The percolation mechanism of conductivity in nanocomposite a-C:H<Ag+Ti> films

The presented work is about percolation mechanism of electrical conductivity of composite a-C:H<Ag+Ti> films. The a-C:H<Ag+Ti> thin films were deposited onto quartz substrates by ion-plasma magnetron sputtering method. High purity argon (Ar) and methane (CH4) gases mixture and combined target of polycrystalline graphite with the purity of 99.99%, silver (99.99%) and titanium (99.99%) were used to produce а- С:Н<Ag+Ti> films. Resistance of the produced films has been measured using «two probe» method to obtain concentration dependence of electrical conductivity. Conductivity of a-C:H<Ag+Ti> films was described theoretically in two ways: using the classical theory of percolation and a general effective medium (GEM) theory.
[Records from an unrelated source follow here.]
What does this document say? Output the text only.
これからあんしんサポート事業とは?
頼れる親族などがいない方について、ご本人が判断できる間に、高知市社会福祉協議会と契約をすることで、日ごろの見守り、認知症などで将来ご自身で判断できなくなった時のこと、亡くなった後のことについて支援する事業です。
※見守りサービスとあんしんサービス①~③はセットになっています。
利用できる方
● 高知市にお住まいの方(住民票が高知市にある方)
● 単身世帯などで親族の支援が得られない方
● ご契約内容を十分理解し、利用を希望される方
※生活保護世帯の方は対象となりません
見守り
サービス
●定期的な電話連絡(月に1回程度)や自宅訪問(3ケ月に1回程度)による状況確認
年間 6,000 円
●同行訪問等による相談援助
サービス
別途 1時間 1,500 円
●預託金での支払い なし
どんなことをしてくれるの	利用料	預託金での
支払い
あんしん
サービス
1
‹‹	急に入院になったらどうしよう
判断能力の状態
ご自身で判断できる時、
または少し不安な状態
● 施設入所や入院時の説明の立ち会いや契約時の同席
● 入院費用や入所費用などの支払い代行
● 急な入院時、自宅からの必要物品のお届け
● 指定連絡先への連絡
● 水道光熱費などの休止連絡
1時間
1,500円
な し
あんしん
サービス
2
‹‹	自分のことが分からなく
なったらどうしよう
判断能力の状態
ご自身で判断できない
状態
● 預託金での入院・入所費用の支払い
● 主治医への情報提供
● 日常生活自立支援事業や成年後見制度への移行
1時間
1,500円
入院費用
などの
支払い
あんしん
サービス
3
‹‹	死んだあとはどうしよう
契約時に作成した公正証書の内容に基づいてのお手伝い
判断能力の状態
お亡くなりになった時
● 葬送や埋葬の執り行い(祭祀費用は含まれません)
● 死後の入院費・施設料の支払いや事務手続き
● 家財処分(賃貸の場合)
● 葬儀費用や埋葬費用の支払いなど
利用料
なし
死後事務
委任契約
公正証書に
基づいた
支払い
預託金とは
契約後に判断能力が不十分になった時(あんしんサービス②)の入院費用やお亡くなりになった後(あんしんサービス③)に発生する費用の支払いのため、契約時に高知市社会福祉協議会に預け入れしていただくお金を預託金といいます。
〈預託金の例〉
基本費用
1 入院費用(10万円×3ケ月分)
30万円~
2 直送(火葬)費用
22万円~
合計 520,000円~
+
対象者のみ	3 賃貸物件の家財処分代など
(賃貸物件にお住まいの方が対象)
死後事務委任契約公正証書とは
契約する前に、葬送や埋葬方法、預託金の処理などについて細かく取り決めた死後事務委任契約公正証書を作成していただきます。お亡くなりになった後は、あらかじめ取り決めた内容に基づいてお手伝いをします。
Staircase percolation can be seen from the experimental results. The first percolation threshold occurs at the concentration xc = 0.015 and the second one - at xc = 0.07. This could take place due to the fact that a- C:H<Ag+Ti> composite material consist of two different inclusions, silver and titanium dioxide nanoparticles. The percolation mechanism of a-C:H<Ag+Ti> film conductivity could be described by classical percolation theory and by effective medium model as well.